Tri-level and split-level homes
Tri-level and split-level homes are common in 1970s–1990s Colorado Springs neighborhoods (Stetson Hills, Briargate, Mountain Shadows). They have multiple foundation zones — typically a basement under part of the home and a crawlspace or partial slab under another part.
Characteristics:
- Multi-zone foundation. Soil gas enters through multiple foundation pressure points.
- Diagnostic testing matters. A single suction point may not depressurize all foundation zones. Quality contractors run a Pressure Field Extension (PFE) test before quoting.
- Mitigation. Multi-zone systems with 2+ suction points and possibly 2 fans. Cost: $2,200–$4,800 in Colorado Springs. Multi-zone cost details →
- Watch for partial crawlspace under additions. Some tri-level homes have a small crawlspace under the kitchen or laundry that's easy to overlook. A contractor should walk the entire foundation before quoting.
Finished basement (or finished lower level)
A finished basement isn't a separate foundation type — it's a usage category. From a radon perspective, the finishing matters because:
- You spend more time in finished space. A finished basement that's used as a TV room, bedroom, or home office means daily exposure to whatever radon level the basement has.

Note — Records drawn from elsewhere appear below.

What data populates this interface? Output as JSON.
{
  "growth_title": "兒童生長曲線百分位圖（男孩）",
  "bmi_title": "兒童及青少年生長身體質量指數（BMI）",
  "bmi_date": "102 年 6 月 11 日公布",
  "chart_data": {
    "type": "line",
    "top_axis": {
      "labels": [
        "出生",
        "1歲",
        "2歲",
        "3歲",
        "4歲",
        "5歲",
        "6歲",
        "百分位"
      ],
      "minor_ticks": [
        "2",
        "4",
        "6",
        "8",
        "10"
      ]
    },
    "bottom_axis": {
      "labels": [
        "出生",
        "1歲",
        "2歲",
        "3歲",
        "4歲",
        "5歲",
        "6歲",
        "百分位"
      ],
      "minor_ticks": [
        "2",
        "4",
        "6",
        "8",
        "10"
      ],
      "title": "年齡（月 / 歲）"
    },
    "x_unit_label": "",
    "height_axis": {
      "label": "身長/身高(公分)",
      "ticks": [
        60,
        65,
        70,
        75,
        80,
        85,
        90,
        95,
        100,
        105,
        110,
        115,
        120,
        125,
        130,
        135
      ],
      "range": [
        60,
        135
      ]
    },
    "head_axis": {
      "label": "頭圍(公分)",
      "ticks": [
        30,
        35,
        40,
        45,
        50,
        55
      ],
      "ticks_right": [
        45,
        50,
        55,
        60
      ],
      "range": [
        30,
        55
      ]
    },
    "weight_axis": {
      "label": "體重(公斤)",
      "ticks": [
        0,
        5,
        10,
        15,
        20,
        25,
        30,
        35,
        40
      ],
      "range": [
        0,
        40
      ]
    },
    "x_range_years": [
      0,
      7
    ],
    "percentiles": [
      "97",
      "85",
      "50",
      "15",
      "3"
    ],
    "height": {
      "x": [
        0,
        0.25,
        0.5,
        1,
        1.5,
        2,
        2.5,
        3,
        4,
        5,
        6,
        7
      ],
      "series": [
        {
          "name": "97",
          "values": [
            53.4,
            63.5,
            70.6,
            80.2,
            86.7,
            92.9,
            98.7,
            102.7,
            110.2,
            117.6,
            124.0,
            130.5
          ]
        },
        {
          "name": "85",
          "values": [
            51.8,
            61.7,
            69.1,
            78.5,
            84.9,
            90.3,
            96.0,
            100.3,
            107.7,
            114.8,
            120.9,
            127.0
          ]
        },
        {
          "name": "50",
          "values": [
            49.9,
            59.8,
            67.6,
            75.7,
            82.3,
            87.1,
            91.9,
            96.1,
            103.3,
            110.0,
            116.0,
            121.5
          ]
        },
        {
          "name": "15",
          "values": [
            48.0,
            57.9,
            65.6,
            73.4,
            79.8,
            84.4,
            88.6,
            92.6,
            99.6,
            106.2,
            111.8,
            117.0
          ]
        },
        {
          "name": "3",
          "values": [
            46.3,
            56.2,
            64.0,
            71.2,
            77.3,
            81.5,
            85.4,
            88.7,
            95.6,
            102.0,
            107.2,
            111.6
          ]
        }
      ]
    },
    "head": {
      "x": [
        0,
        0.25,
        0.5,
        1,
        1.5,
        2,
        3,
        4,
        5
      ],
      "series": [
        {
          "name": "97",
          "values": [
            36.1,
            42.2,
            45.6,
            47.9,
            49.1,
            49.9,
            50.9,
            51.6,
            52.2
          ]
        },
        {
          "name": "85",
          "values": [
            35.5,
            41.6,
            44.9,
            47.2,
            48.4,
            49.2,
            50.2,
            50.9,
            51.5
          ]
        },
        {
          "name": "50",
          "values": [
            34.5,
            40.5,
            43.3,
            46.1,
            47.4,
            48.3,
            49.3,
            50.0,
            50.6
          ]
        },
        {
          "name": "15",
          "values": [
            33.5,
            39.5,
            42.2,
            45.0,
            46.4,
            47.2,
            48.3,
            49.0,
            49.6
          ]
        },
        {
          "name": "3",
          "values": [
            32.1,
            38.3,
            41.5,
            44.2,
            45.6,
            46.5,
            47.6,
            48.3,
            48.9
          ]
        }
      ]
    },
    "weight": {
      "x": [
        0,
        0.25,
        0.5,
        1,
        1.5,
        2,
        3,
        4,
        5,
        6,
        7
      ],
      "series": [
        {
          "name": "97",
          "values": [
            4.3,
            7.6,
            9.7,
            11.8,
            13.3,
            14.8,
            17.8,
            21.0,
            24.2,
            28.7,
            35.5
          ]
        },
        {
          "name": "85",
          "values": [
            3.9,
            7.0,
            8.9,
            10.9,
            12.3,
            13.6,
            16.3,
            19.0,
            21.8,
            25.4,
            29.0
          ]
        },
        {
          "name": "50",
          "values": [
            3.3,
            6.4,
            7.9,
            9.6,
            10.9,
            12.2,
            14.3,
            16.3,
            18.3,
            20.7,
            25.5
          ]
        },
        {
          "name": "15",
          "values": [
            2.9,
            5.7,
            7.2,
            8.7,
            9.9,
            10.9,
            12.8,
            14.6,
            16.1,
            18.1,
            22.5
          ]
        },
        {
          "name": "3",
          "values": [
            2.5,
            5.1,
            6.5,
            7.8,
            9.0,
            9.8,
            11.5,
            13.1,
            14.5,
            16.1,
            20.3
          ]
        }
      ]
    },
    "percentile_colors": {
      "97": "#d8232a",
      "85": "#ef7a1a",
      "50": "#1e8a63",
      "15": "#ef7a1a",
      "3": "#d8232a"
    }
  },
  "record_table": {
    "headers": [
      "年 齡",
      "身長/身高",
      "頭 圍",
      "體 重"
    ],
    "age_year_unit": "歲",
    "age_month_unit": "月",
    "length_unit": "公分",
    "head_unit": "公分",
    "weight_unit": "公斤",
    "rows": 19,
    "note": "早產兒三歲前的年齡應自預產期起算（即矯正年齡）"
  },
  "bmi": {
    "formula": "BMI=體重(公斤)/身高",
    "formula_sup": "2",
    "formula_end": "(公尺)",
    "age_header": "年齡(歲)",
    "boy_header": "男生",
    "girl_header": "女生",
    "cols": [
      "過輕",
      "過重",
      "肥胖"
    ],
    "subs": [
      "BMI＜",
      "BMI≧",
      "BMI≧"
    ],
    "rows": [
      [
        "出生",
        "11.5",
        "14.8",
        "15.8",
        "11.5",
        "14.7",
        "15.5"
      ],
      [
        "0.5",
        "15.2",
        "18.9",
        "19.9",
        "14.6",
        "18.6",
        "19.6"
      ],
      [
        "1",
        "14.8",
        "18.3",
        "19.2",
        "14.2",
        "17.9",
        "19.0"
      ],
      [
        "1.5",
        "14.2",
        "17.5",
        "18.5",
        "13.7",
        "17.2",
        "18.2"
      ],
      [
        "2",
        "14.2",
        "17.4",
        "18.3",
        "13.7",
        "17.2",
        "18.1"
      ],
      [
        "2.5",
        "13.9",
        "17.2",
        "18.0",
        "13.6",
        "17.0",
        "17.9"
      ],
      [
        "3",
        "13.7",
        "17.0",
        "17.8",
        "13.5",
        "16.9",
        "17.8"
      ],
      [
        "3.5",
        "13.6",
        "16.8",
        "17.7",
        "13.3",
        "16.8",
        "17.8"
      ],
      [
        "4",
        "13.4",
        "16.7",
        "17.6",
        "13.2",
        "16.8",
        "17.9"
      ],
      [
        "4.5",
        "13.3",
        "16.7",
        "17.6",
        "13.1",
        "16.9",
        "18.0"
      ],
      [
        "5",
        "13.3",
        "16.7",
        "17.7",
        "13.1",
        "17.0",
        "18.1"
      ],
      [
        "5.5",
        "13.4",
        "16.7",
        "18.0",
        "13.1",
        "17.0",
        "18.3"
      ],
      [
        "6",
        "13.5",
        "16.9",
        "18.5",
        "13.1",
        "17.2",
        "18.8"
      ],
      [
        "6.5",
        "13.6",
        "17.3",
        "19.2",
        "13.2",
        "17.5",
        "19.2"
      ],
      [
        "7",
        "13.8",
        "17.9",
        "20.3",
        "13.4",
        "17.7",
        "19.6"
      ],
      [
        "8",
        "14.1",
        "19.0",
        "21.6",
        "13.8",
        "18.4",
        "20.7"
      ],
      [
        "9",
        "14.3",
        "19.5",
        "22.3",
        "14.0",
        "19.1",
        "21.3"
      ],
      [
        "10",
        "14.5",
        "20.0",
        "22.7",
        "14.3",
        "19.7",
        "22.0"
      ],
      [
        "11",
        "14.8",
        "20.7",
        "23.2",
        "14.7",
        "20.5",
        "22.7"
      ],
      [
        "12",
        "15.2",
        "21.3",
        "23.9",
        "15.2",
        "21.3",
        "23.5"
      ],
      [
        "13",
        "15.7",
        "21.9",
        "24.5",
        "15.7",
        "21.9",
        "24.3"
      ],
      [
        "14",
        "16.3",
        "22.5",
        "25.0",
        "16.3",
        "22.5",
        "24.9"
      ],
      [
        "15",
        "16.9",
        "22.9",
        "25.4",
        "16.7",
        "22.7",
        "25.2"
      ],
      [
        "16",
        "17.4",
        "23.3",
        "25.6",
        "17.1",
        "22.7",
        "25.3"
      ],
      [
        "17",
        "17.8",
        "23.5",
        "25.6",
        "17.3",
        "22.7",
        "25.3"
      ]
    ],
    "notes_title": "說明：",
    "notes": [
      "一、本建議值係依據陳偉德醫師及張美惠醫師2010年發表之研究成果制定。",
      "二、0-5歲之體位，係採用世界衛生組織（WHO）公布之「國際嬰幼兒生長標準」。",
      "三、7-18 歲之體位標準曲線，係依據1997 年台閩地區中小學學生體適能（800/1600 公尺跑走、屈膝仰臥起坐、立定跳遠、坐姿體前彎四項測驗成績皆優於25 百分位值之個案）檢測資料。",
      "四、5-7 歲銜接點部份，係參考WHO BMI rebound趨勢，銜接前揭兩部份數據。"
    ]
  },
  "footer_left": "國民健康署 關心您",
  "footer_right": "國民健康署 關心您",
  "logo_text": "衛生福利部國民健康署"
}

- The slab and walls are the same as an unfinished basement. Radon enters the same way; you just don't see the slab cracks anymore.
- Mitigation needs interior routing. The pipe has to navigate finished walls, drop ceilings, and utility space. Cost adds $300–$900 vs an unfinished basement install.
- If a finished basement is being added later, test before and after — the new living patterns change your exposure calculation.
Mixed foundations (basement + crawlspace)
Some Colorado homes — particularly older homes with additions or homes built on irregular lots — have a basement under part of the footprint and a crawlspace under another part. These behave like multi-zone homes:
- The basement portion needs sub-slab depressurization.
- The crawlspace portion needs sub-membrane depressurization (with a vapor barrier).
- The two systems can sometimes share a single fan and pipe, or may need to be installed separately.
- A contractor should look at both zones before quoting. Treating a mixed-foundation home like a basement-only home will under-mitigate the crawlspace half.